Personal information
- Full name: Gabriel Bitencourt da Silva
- Date of birth: 22 May 1999 (age 26)
- Place of birth: Porto Alegre, Brazil
- Height: 1.75 m (5 ft 9 in)
- Position: Right back

Team information
- Current team: Bagé

Youth career
- 2012–2019: Grêmio

Senior career*
- Years: Team / Apps / (Gls)
- 2019–2020: Grêmio / 19 / (1)
- 2020: → Esportivo (loan) / 0 / (0)
- 2021: Mogi Mirim / 7 / (0)
- 2022: Rio Branco-PR / 8 / (1)
- 2022: América-TO / 10 / (0)
- 2023: União Frederiquense / 20 / (1)
- 2024: Brasil de Pelotas / 11 / (0)
- 2024–: Bagé / 24 / (1)
- 2025: → Concórdia (loan) / 13 / (1)

= Gabriel Biteco =

Brazilian footballer

Gabriel Bitencourt da Silva (born 22 May 1999), better known as Gabriel Biteco, is a Brazilian professional footballer who plays as a right winger for Bagé.

==Career==

Formed in Grêmio's youth categories since 2012, Biteco played for the club on a few occasions, especially for the under-23 team. He also had a spell without playing for Esportivo and in 2021 defended Mogi Mirim in the Campeonato Paulista Segunda Divisão. In 2022, Gabriel played alongside his brother Guilherme at Rio Branco de Paranaguá during the Campeonato Paranaense. In the second half of the year, Biteco defended América de Teófilo Otoni, and in 2023, he returned to Rio Grande do Sul to play for União Frederiquense.

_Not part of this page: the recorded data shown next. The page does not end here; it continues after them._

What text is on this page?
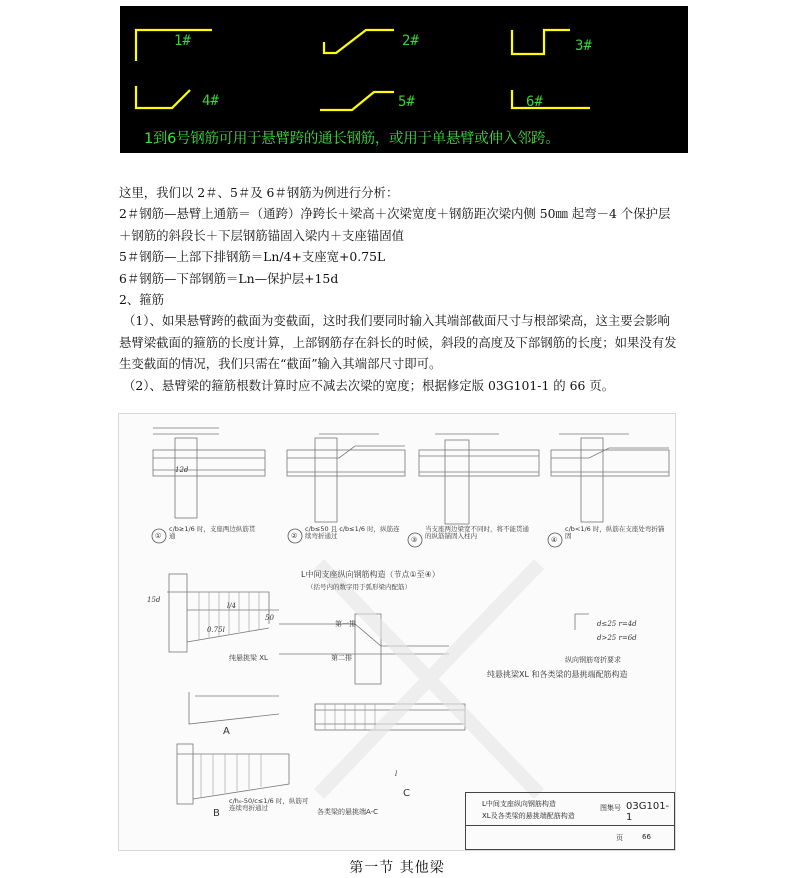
1#	2#	3#
4#	5#	6#
1到6号钢筋可用于悬臂跨的通长钢筋，或用于单悬臂或伸入邻跨。

这里，我们以 2＃、5＃及 6＃钢筋为例进行分析：

2＃钢筋—悬臂上通筋＝（通跨）净跨长＋梁高＋次梁宽度＋钢筋距次梁内侧 50㎜ 起弯－4 个保护层＋钢筋的斜段长＋下层钢筋锚固入梁内＋支座锚固值

5＃钢筋—上部下排钢筋＝Ln/4+支座宽+0.75L

6＃钢筋—下部钢筋＝Ln—保护层+15d

2、箍筋

（1）、如果悬臂跨的截面为变截面，这时我们要同时输入其端部截面尺寸与根部梁高，这主要会影响悬臂梁截面的箍筋的长度计算，上部钢筋存在斜长的时候，斜段的高度及下部钢筋的长度；如果没有发生变截面的情况，我们只需在“截面”输入其端部尺寸即可。

（2）、悬臂梁的箍筋根数计算时应不减去次梁的宽度；根据修定版 03G101-1 的 66 页。

①	②	③	④
c/b≥1/6 时，支座两边纵筋贯通
c/b≤50 且 c/b≤1/6 时，纵筋连续弯折通过
当支座两边梁宽不同时，将不能贯通的纵筋锚固入柱内
c/b<1/6 时，纵筋在支座处弯折锚固
L中间支座纵向钢筋构造（节点①至④）
（括号内的数字用于弧形梁内配筋）
纯悬挑梁 XL
纯悬挑梁XL 和各类梁的悬挑端配筋构造
A
B
C
第一排
第二排
l/4
0.75l
50
l
15d
12d
纵向钢筋弯折要求
d≤25 r=4d
d>25 r=6d
各类梁的悬挑端A-C
c/h₀-50/c≤1/6 时，纵筋可连续弯折通过
L中间支座纵向钢筋构造
XL及各类梁的悬挑端配筋构造
图集号 03G101-1
页	66
第一节 其他梁
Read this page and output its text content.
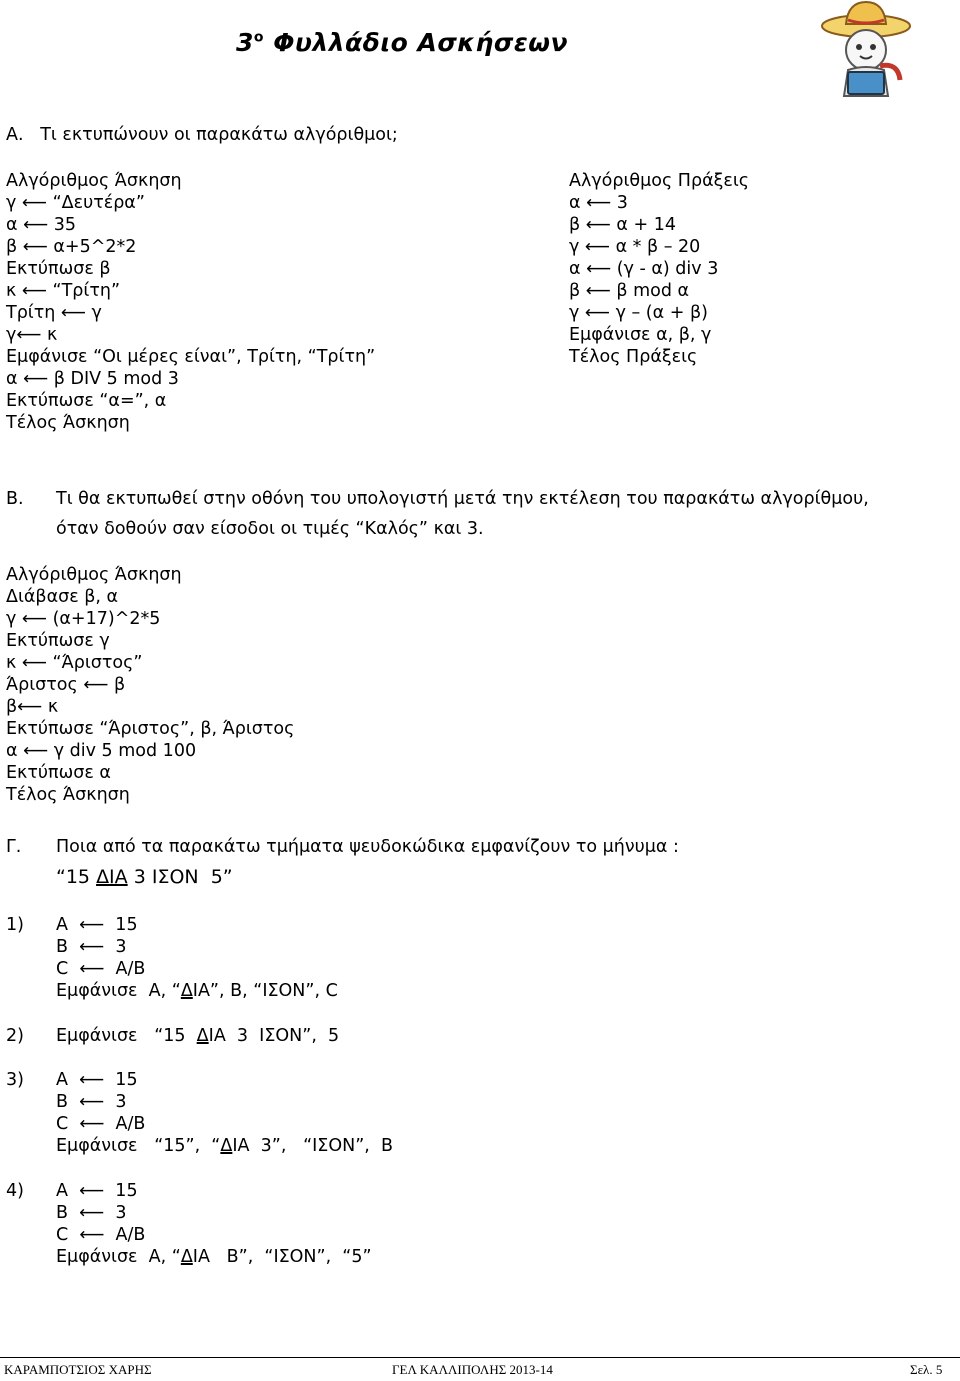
$3^o$ Φυλλάδιο Ασκήσεων
Α.   Τι εκτυπώνουν οι παρακάτω αλγόριθμοι;
Αλγόριθμος Άσκηση
γ ⟵ “Δευτέρα”
α ⟵ 35
β ⟵ α+5^2*2
Εκτύπωσε β
κ ⟵ “Τρίτη”
Τρίτη ⟵ γ
γ⟵ κ
Εμφάνισε “Οι μέρες είναι”, Τρίτη, “Τρίτη”
α ⟵ β DIV 5 mod 3
Εκτύπωσε “α=”, α
Τέλος Άσκηση
Αλγόριθμος Πράξεις
α ⟵ 3
β ⟵ α + 14
γ ⟵ α * β – 20
α ⟵ (γ - α) div 3
β ⟵ β mod α
γ ⟵ γ – (α + β)
Εμφάνισε α, β, γ
Τέλος Πράξεις
Β. Τι θα εκτυπωθεί στην οθόνη του υπολογιστή μετά την εκτέλεση του παρακάτω αλγορίθμου,
όταν δοθούν σαν είσοδοι οι τιμές “Καλός” και 3.
Αλγόριθμος Άσκηση
Διάβασε β, α
γ ⟵ (α+17)^2*5
Εκτύπωσε γ
κ ⟵ “Άριστος”
Άριστος ⟵ β
β⟵ κ
Εκτύπωσε “Άριστος”, β, Άριστος
α ⟵ γ div 5 mod 100
Εκτύπωσε α
Τέλος Άσκηση
Γ. Ποια από τα παρακάτω τμήματα ψευδοκώδικα εμφανίζουν το μήνυμα :
“15 ΔΙΑ 3 ΙΣΟΝ  5”
1) Α  ⟵  15
Β  ⟵  3
C  ⟵  Α/Β
Εμφάνισε  Α, “ΔΙΑ”, Β, “ΙΣΟΝ”, C
2) Εμφάνισε   “15  ΔΙΑ  3  ΙΣΟΝ”,  5
3) Α  ⟵  15
Β  ⟵  3
C  ⟵  Α/Β
Εμφάνισε   “15”,  “ΔΙΑ  3”,   “ΙΣΟΝ”,  Β
4) Α  ⟵  15
Β  ⟵  3
C  ⟵  Α/Β
Εμφάνισε  Α, “ΔΙΑ   Β”,  “ΙΣΟΝ”,  “5”
ΚΑΡΑΜΠΟΤΣΙΟΣ ΧΑΡΗΣ	ΓΕΛ ΚΑΛΛΙΠΟΛΗΣ 2013-14	Σελ. 5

On 26 December 2023, he was announced as a reinforcement by Brasil de Pelotas. Biteco was later acquired by GE Bagé, and in 2025, loaned to Concórdia to compete in the state championship.

==Personal life==

Gabriel Biteco is brother of the also footballers Guilherme Biteco and Matheus Biteco, who died at the LaMia Flight 2933.